“At the
point at which I began to have a general working knowledge of persons, places,
and things-- that
is to say, about 1912—Lincoln was a modestly flourishing county seat that
seemed to have been there forever. It was not even very old, though it did have
the air of being deeper in the shadow of the past than many of the towns around
it. Nothing of any historical importance had ever happened there, or has to
this day.”
Unlike other
Midwestern writers – Sherwood Anderson and Hart Crane, for instance – Maxwell doesn’t
portray his place of origin as something to flee. Neither does he sentimentalize
it. In Ancestors he writes:
“Men and
women alike appeared to accept with equanimity the circumstances (on the whole,
commonplace and unchanging) of their lives in a way that no one seems able to
do now anywhere. This is how I remember it.
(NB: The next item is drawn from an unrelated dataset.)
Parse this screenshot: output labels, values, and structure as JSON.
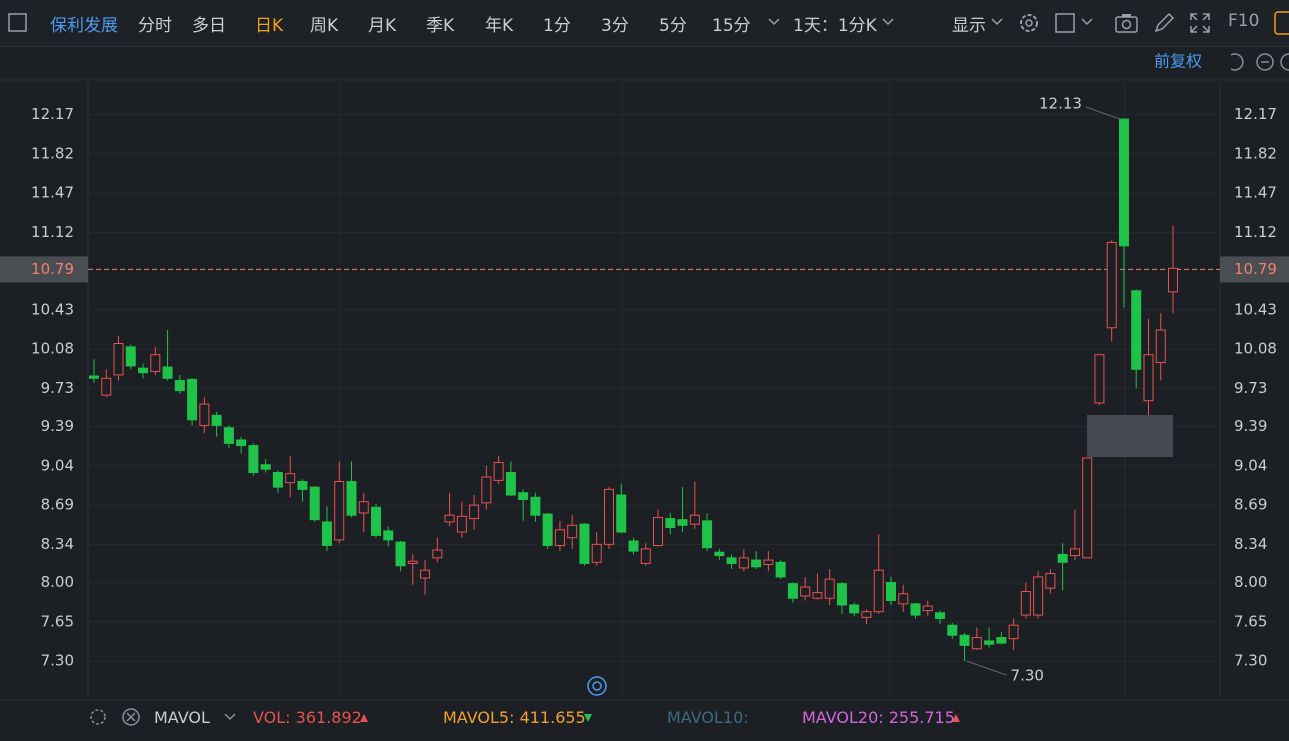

I am aware that Sherwood Anderson
writing about a similar though smaller place saw it quite differently.”
The librarian
and I talked about related matters – the murderous abolitionist John Brown, the
novels of Marilynne Robinson, the loss of family farms, Edgar Lee Masters and Langston
Hughes’ birth in Lincoln. Later she sent me an email: “I went to the stacks and
got some of the Maxwell books. The short story collection starts right off with
a story describing Lincoln, Illinois and Logan County, my old stomping grounds.
Time Will Darken It is at the LSC [Library
Service Center, the off-site storage location for ‘low-use library materials’],
so I’ll have to request it. Thanks again for the recommendation!”